Afterward we stand all in a row to receive the guests, Cora, then Father, then me, then Olive, then Edith and Carson. Cora is pleased with the turnout, but I am surprised there are not more guests—my mother caught half the county. Cora can’t stop saying how pleased she is. She repeats it until I stop believing she means it.
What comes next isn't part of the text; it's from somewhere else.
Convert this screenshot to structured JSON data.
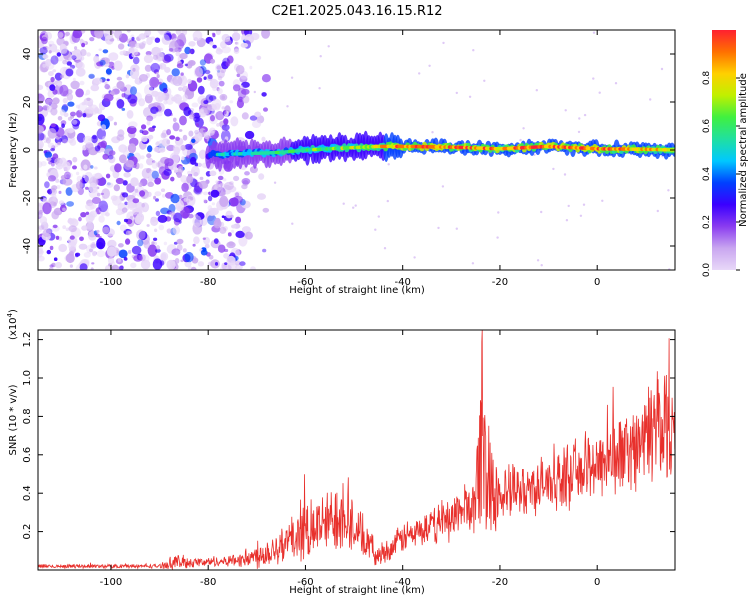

Afterward we fall to eating the slices of pie that remain—shoofly, choked with raisins, and a glistening mincemeat that no one wants to try.
Edith and I find ourselves standing elbow to elbow holding matching tiny plates, lifting matching triangles of sugar and pastry to our teeth, chewing and swallowing.
“You are well?” I ask, hearing my own flat tone, my eyes darting sideways to meet and somehow avoid hers all in the same moment.
“I am not,” she replies, gazing straight ahead, as if I’m standing there, instead of here. “I will miss your mother.”
“She can’t be gone,” I hear myself saying, and I think, I could only say this to Edith, because Edith is like a stranger now, and it is the kind of thing you would say only to a stranger.
“I will miss her many cures,” says Edith. “I am not well.”
“No.” I don’t disagree. Edith has never, as far back as my memory can stretch, been well.
“Well,” she says, and I repeat it, perhaps with the upswing of a question. “Well?”
“I’m alone now,” Edith says, “like you. Children leave, you know. They grow up and leave you.”
My heart knocks against my ribs like a bird in the house, battering the walls. “You’ve got Carson,” I say.
She sighs. “That’s so.”
And that is all.
You wouldn’t think such a brief exchange would require so much from a person, but I am too tired to speak that night.